Open adalke opened 5 years ago
Currently, the closure value of 6 indicates a six-membered ring. I think that a stronger argument would need to be made to give up this nice feature.
I see your point. You describe the project as "A variant of SMILES for use in machine-learning". I don't think machine-learning systems do better if '6' indicates a six-membered ring, instead of '4'.
However, I believe your point is that "SMILES", at least as Weininger envisions it, is fundamentally meant for humans, so should include some of that human-centered worldview to be honestly called a SMILES variant.
I can respect that decision.
I think there's also room for a variant which is less SMILES-ish in syntax but easier to use by naive systems (algorithms which don't specifically know the (Deep)SMILES grammar).

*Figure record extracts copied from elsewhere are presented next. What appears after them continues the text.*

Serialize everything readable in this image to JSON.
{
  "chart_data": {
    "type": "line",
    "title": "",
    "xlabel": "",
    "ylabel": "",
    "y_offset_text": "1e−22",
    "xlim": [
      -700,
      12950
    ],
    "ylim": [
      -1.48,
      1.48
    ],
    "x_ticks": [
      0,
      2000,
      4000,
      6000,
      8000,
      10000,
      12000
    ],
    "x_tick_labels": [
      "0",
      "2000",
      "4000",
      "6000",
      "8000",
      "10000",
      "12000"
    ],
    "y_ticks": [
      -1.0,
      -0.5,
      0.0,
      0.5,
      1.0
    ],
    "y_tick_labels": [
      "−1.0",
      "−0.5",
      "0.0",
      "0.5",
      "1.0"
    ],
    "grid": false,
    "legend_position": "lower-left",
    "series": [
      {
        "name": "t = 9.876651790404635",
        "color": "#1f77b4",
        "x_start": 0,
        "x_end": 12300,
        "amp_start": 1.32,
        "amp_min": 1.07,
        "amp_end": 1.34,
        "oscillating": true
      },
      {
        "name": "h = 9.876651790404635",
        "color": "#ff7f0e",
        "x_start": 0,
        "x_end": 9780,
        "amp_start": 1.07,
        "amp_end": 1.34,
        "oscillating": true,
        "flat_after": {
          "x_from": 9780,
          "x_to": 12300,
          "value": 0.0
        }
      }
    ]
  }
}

The closure values "0" and "1" will never be seen in the current DeepSMILES. C0 is meaningless, and C1 has a loop to itself.
Proposal 1: Shift the closure numbers so that "CC0" corresponds to what is currently "CC2".
The closure value "2" can only be seen with dot disconnections, as for example C.C2. Otherwise, a 2 always links to the previous atom, as CC2 or CN)C2. If #6 is implemented, such that closures cannot cross a dot disconnection, then the closure value "2" will never exist in a valid DeepSMILES.
Proposal 2: Shift the closure numbers so that "CCC0" corresponds to what is currently "CCC3".
This would make the closure values 0, 1, and 2 be useful.